In many ways, Camp Kesem is a pretty typical summer camp. Students compete in group activities, eat in mess halls, share during cabin chats, and have fun. There are bonfires, talent shows, and inside jokes. One camper, Nicholas, shares that during the talent show it has become a tradition for him and his friends to “tie their shoes to dramatic music.” Much of this camp experience is intentional. Camp Kesem is an opportunity for children who have experienced deep pain to have fun and connect with other kids. Nicholas—whose mother has breast cancer—shares, “I feel like when I go to camp and then I leave, it just brings my mood up for a really long time. And I can’t wait to go back again. So really it has this sort of spillover effect of just keeping me happy and in good spirits.”

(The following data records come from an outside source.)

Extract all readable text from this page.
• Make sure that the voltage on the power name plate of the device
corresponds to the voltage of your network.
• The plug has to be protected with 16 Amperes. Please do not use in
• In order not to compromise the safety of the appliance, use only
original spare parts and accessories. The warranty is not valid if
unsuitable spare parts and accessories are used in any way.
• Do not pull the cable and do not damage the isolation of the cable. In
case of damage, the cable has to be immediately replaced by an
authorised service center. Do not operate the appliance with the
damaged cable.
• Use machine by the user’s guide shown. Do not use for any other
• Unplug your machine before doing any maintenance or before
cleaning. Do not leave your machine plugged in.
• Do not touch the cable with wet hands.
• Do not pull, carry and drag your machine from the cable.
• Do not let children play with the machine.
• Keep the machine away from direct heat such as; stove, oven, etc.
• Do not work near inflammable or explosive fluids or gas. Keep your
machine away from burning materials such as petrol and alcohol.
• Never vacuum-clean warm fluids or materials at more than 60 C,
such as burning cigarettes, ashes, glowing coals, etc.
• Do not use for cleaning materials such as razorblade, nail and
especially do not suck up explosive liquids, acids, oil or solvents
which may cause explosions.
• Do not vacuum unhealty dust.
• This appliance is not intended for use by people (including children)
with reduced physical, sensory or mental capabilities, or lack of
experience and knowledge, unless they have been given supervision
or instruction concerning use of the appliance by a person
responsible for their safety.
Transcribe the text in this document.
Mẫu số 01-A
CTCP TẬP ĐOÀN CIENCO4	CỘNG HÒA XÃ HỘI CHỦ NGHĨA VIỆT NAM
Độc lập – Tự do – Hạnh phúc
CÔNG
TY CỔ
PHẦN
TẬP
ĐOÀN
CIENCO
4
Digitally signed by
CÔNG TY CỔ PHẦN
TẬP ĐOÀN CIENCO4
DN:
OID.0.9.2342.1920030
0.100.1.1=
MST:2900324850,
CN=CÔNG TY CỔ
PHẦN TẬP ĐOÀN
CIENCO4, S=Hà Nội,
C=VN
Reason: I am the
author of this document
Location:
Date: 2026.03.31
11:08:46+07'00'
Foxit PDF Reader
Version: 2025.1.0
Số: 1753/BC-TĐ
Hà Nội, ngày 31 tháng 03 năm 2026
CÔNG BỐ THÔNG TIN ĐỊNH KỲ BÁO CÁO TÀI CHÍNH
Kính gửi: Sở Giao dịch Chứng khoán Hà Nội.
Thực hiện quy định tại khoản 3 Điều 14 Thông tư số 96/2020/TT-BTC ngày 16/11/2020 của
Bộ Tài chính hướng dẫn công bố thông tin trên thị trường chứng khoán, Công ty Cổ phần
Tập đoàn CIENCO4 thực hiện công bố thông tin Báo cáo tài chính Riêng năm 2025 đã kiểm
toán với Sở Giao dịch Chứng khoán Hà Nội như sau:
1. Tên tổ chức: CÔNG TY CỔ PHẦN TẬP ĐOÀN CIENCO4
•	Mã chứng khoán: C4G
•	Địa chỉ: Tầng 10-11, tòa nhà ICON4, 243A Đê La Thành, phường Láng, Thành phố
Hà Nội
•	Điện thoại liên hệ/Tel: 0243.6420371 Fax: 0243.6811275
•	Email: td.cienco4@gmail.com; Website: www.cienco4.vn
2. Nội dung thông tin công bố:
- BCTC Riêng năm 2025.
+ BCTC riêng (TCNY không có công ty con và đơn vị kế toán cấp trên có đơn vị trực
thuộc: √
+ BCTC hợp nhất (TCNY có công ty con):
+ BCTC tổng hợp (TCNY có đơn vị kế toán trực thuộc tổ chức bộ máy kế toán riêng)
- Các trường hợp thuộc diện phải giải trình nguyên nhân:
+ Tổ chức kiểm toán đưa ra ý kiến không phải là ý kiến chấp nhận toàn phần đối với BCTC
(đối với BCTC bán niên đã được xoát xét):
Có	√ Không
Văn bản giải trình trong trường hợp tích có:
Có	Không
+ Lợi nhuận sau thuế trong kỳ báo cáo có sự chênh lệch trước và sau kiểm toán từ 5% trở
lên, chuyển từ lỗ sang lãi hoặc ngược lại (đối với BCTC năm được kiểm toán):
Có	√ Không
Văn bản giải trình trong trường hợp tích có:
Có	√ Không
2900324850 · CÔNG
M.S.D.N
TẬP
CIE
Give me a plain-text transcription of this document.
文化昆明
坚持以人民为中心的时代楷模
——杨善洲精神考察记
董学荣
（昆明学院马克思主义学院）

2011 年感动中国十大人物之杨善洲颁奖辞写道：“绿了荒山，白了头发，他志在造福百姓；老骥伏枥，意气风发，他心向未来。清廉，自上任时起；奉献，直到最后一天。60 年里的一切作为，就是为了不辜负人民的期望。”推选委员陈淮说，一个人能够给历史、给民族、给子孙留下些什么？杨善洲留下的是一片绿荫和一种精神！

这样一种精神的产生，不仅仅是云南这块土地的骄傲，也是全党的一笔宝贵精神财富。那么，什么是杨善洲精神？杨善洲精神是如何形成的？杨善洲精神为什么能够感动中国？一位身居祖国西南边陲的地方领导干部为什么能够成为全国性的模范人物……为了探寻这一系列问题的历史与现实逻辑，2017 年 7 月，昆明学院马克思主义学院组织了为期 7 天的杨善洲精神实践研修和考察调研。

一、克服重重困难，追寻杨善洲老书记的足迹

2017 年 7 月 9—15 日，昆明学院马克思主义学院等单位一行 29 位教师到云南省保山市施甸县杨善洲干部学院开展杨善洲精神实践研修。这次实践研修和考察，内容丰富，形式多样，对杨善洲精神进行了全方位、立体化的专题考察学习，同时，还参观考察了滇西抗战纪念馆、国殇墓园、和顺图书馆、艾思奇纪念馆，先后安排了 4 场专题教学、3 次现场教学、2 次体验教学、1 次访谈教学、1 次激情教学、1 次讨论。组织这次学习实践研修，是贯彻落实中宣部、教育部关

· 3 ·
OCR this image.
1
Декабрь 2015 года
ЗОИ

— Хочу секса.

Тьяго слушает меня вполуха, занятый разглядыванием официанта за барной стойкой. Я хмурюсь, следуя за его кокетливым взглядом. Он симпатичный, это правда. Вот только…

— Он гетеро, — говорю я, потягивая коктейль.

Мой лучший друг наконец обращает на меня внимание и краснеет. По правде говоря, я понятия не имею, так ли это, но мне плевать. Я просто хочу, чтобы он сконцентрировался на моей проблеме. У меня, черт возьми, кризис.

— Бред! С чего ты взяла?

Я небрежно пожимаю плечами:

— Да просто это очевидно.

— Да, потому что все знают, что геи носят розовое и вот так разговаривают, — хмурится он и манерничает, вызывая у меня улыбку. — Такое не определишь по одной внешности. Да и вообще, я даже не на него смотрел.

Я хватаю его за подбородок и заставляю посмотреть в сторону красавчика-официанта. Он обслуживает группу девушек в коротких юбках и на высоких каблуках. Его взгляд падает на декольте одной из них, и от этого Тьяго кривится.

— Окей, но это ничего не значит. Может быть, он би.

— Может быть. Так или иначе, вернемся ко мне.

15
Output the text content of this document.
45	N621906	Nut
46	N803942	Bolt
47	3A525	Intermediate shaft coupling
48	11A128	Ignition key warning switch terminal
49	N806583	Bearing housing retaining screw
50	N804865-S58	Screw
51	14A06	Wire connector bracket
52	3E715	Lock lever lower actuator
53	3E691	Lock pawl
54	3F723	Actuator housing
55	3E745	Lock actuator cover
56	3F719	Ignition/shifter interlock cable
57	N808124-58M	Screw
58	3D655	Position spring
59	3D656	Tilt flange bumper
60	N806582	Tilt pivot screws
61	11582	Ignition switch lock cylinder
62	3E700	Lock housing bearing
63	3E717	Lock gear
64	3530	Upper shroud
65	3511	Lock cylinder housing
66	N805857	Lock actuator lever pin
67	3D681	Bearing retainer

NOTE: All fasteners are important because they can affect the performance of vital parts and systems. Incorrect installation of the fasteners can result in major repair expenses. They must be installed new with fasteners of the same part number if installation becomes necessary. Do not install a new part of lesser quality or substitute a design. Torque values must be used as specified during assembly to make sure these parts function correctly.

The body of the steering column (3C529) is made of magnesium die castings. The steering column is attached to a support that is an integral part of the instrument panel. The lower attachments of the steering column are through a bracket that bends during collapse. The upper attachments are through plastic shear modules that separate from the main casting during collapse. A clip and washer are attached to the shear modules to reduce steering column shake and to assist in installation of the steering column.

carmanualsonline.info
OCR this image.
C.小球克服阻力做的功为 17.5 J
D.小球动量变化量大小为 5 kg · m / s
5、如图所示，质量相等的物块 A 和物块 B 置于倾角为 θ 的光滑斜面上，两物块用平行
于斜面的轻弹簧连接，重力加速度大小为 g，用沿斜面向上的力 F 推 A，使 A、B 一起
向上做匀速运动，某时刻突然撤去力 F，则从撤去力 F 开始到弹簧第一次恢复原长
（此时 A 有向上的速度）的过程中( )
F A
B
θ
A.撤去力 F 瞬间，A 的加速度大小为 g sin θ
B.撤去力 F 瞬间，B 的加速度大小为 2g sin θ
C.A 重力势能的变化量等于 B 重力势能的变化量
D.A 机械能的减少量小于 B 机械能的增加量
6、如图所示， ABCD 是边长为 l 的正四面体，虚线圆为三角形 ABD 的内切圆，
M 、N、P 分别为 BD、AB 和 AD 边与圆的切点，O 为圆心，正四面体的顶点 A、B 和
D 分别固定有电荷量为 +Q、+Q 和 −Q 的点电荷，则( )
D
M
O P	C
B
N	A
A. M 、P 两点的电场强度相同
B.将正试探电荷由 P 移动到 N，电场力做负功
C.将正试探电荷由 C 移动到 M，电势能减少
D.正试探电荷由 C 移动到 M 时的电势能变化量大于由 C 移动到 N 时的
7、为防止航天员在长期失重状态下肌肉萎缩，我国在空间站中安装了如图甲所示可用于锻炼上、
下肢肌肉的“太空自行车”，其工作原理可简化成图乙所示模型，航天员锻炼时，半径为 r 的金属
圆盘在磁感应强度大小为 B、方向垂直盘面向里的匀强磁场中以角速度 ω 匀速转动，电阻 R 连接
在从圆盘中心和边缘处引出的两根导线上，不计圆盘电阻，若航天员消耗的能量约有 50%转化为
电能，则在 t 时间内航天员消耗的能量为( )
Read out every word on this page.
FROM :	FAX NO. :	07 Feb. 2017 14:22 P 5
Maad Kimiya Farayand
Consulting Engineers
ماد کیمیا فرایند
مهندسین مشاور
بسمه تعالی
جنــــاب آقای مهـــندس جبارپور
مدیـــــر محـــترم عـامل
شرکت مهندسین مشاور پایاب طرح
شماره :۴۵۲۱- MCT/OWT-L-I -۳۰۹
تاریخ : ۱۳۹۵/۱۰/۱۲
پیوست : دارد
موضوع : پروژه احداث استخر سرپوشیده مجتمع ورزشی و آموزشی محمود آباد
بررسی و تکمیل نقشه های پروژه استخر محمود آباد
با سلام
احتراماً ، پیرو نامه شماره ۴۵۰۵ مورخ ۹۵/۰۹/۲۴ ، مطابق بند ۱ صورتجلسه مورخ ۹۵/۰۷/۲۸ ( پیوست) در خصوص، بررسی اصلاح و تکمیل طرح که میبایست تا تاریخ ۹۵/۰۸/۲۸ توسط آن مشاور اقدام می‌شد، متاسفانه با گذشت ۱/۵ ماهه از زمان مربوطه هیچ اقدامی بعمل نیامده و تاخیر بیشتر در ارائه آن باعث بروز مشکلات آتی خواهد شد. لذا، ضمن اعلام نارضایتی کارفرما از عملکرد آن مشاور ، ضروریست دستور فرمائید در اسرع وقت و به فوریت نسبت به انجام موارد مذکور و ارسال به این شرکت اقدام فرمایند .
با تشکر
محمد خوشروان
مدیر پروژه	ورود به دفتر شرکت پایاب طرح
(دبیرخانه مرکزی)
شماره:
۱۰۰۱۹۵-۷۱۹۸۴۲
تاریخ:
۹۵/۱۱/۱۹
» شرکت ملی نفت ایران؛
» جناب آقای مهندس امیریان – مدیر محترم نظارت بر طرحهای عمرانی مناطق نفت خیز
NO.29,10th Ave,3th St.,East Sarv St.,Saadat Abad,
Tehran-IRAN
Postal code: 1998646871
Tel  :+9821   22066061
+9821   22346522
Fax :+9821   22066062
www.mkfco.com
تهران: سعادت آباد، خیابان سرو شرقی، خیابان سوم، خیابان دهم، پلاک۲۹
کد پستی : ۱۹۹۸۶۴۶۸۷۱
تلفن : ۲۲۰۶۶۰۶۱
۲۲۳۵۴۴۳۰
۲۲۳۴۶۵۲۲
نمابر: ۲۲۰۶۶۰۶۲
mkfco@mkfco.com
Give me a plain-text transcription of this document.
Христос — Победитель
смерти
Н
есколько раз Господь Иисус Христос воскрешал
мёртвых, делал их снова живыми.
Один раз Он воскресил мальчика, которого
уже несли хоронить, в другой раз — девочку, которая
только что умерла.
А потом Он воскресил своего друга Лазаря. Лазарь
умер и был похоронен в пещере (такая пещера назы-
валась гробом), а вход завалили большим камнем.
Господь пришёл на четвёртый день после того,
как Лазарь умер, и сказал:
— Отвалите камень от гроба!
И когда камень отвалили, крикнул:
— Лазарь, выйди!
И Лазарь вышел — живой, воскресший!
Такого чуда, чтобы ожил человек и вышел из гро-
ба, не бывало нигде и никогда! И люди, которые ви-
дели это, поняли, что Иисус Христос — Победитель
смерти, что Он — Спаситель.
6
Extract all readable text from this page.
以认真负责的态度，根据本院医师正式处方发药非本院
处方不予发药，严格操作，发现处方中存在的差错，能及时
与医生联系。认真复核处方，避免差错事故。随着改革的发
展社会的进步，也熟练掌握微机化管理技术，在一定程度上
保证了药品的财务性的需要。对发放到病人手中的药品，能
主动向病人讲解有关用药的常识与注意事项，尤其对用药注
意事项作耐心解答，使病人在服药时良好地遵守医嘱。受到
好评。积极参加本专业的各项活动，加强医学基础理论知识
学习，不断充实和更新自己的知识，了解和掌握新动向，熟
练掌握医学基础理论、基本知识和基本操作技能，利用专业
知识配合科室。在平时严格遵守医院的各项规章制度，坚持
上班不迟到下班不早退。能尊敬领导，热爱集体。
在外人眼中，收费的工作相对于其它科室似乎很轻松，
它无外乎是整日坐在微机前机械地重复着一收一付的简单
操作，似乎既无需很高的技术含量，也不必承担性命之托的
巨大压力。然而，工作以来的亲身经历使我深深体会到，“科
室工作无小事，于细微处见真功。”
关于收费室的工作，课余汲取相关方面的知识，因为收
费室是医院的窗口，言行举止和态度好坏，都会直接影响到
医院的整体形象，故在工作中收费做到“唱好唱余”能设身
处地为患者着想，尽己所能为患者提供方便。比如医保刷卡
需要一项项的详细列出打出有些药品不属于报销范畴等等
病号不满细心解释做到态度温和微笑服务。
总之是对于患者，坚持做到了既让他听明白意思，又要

There are, however, a few significant differences. All counselors are extensively trained on how to work with kids who have experienced trauma and every camp has at least one mental healthcare professional on-site. Josh Thorn, a private practice therapist and mental health professional that supports Camp Kesem, describes his role, “[I]f a counselor is struggling with a kid, they come and talk to me…and I give them ways that they can intervene. So, you’re empowering all that throughout the week.”
Often Kesem will use the image of a butterfly to describe the process of growth and change that they see in campers throughout the week. A camper begins as a caterpillar, using a cocoon analogy to describe the lonely and isolating experience of having a parent with cancer. But as they continue on through the week, growing and maturing, there is a turning point, a moment in which the pain of the cocoon gives way to the celebration of the butterfly. Often that moment of metamorphosis is found in the two-hour Ceremony of Empowerment.